A prevailing (if not entirely accurate) view of English teachers paints us as grammar police. We possess knowledge of “correct” English and use that knowledge to combat the ignorance of our less informed brothers and sisters. Upon hearing an English teacher is present, others guard their speech to avoid judgement or correction. Do I know when to use “whom” correctly? Is it, “my teacher and me,” or “my teacher and I”? Does that question mark go inside or outside of the quotation mark in the previous sentence?
Bump that mess! When people learn I’m an English educator, I want them to let loose lavish linguistic style. I want them to perceive English educators as people who celebrate the richness of linguistic diversity and feel the soul of the language as much as the technique. If it ain’t rough it ain’t right! Carefully guarded speech and writing stifles, rather than facilitates, communication. Let the funk flow, y’all. Do you. Talk that talk.
I’ve always been struck by my mathematics colleagues from other parts of the world who pluralize math, and speak instead of maths. We English teachers have even more reason to pluralize. There is no single English. We are teachers of Englishes. Grammatical rules shift from dialect to dialect, as do pronunciations, and word meanings. It ain’t just one way to use the language, feel me? Real talk, English teachers be the most language locked folks on the planet. They steady talking ‘bout what’s “right,” and don’t never pay no attention to what “works.”
English(es) teachers have spent so much time privileging Standardized English as the only dialect of value, that we’ve missed out on the opportunity to learn the grammars of other dialects. Learning sciences show us that comparison and contrast is one of the most valuable teaching tools in our possession. Yet we still focus on grammar books with a single set of grammatical rules. Free your mind. All Englishes are grammatically valid; we just gotta alter our ideology and learn the alternate rules. Por ejemplo, the frustration leveled at students' "errors" in subject verb-agreement is misplaced. There are different rules for different dialects. “She want justice,” is grammatically correct in many English dialects, but how many of us teach our students those grammars? The Standardized English rule of adding an ‘s’ to mark third-person singular verbs is a holdout from a process of regularization that’s been going on for centuries. Many other dialects have continued to regularize the verb forms and have dropped the third person singular 's' as well. If we teach our students how they are right, instead of telling them that they are wrong we open a more expansive linguistic landscape, give them the big picture, and serve them better than we do by force-feeding a limited, prescriptive view of English.
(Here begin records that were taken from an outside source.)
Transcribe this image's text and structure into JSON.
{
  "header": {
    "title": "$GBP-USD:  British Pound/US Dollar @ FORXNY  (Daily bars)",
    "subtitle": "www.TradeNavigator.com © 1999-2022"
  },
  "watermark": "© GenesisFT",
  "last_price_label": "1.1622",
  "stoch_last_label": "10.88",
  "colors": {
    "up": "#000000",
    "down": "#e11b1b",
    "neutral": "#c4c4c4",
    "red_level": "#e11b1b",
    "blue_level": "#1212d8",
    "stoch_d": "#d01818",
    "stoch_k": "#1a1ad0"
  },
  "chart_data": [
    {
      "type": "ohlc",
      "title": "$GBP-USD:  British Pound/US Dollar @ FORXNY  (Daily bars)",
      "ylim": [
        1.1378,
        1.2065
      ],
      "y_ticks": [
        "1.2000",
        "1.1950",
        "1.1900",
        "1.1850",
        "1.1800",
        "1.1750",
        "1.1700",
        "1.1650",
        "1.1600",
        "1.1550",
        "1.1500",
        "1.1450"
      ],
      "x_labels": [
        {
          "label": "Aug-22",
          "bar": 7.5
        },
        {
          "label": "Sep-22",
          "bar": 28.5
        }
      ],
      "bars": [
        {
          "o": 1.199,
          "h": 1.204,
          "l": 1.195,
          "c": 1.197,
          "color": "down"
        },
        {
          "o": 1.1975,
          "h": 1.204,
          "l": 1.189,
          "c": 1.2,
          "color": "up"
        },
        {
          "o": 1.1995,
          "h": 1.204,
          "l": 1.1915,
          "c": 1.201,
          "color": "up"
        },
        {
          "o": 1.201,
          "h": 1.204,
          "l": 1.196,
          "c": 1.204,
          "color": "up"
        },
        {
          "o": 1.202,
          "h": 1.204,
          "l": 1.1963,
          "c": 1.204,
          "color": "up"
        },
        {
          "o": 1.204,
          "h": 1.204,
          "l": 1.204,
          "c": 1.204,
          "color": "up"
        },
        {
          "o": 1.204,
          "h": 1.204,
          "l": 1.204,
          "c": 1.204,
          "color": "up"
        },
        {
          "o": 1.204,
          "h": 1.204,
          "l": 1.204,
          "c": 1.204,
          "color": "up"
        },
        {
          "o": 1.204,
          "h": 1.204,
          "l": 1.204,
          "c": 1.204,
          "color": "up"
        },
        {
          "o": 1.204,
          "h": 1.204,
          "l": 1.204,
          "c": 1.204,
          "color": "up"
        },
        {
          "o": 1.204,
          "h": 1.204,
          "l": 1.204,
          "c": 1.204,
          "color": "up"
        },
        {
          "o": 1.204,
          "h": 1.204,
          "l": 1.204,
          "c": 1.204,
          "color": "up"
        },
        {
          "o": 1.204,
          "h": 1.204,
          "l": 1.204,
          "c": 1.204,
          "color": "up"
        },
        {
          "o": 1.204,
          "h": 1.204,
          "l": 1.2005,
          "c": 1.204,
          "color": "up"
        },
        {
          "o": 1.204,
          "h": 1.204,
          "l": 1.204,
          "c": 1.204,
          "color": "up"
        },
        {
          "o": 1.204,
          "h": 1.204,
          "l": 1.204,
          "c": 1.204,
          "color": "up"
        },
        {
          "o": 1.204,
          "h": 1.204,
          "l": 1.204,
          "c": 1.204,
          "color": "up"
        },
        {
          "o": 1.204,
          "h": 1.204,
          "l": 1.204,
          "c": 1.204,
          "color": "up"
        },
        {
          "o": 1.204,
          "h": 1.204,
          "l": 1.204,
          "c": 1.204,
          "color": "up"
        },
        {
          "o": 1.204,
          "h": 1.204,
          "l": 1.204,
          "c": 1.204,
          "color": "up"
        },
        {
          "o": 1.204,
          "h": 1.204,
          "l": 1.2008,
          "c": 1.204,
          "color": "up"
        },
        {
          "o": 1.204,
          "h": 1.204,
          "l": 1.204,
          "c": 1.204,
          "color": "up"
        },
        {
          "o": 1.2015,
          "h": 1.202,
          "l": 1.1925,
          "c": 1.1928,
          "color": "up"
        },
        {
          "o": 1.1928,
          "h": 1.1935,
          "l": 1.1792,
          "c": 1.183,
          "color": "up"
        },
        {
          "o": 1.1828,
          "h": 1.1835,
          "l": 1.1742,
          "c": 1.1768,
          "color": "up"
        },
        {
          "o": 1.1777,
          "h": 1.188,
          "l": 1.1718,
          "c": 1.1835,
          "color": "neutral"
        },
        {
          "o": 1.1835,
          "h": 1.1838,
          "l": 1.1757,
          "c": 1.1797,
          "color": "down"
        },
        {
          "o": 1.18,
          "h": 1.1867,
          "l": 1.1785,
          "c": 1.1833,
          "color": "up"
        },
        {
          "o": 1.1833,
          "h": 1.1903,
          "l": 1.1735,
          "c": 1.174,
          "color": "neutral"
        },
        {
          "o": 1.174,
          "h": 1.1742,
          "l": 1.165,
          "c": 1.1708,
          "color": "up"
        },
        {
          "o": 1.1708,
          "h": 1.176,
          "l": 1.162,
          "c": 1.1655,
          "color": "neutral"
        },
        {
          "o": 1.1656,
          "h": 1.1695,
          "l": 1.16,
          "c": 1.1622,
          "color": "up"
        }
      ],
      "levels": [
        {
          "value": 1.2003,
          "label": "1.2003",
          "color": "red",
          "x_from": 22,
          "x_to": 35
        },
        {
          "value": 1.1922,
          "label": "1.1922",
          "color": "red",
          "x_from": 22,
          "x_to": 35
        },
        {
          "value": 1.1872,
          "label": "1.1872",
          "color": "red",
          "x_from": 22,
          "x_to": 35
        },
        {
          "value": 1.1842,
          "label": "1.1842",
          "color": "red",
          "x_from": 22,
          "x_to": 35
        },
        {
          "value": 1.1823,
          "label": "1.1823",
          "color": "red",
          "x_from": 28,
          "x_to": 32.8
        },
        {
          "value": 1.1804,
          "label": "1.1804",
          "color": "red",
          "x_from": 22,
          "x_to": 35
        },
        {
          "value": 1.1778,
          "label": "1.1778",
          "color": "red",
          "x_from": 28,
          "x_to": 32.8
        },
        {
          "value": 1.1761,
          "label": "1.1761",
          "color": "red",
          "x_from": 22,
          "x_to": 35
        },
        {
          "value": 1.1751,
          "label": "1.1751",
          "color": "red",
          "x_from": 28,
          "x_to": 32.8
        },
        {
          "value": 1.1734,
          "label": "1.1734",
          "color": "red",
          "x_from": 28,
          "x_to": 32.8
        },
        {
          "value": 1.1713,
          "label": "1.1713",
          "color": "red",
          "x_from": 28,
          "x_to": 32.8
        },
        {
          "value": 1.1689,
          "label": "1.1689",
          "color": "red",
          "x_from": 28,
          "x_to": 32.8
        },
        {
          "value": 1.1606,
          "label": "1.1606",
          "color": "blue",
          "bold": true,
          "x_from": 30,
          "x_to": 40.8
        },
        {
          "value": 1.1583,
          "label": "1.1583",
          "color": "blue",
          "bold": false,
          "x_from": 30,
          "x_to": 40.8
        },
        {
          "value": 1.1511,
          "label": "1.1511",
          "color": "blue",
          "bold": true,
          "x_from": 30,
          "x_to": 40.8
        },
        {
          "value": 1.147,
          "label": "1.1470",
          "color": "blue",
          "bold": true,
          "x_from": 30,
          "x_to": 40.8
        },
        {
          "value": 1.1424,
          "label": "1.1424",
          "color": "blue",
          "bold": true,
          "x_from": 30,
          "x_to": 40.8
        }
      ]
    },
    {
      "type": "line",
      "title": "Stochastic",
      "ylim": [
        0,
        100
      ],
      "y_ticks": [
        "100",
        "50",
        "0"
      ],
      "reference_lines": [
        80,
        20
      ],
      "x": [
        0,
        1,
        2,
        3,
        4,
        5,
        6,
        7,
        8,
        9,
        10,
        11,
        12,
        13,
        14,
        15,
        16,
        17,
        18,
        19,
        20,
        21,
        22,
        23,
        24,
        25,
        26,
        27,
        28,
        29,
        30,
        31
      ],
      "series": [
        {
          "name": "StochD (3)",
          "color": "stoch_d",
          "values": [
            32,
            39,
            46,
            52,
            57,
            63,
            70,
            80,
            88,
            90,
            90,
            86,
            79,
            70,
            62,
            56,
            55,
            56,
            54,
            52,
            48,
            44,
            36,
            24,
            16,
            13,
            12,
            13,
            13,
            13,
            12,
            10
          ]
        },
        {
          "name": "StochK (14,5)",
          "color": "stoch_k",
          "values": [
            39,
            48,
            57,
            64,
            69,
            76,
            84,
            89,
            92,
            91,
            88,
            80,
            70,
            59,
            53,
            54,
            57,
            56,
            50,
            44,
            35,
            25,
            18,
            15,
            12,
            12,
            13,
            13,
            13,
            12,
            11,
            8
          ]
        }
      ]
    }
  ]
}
And why stop with Englishes? Learn about languages. Todo el mundo sepa hablar mas que Ingles. English teachers get giddy when students throw some Latin on the page. We’ll even celebrate some French as adding a bit of je ne sais quoi. But unless you’re Sandra Cisneros, Gary Soto, or Ana Castillo, guarda el Español para la casa o la calle. Why limit our students’ access to the full scope of their language resources? They should be encouraged to use all their language tools to communicate their ideas in ways that make them feel whole. Not divided. None of us should feel that we have to leave who we are at the school or classroom door. The ability to incorporate multiple linguistic forms to communicate effectively is the highest form of art – language art.
Englishes teachers have been masters of guarding a linguistic hierarchy that replicates and perpetuates a social hierarchy. What if, instead of pining away for the good old days of proper English – those never existed anyway – we instead became the vanguard of a new age of linguistic enlightenment. What if we became language leaders, pushing the limits of what language can do, learning from and with our innovative and linguistically dexterous students?
In fact, let’s take the title of our profession and own it. Let’s be Englishes & Language Arts teachers. Let’s teach our students the diversity of American and World Englishes, and prepare them for the artful use of all languages toward the goal of a more linguistically and socially just society.
How ‘bout that, my peeps? Ya feel me?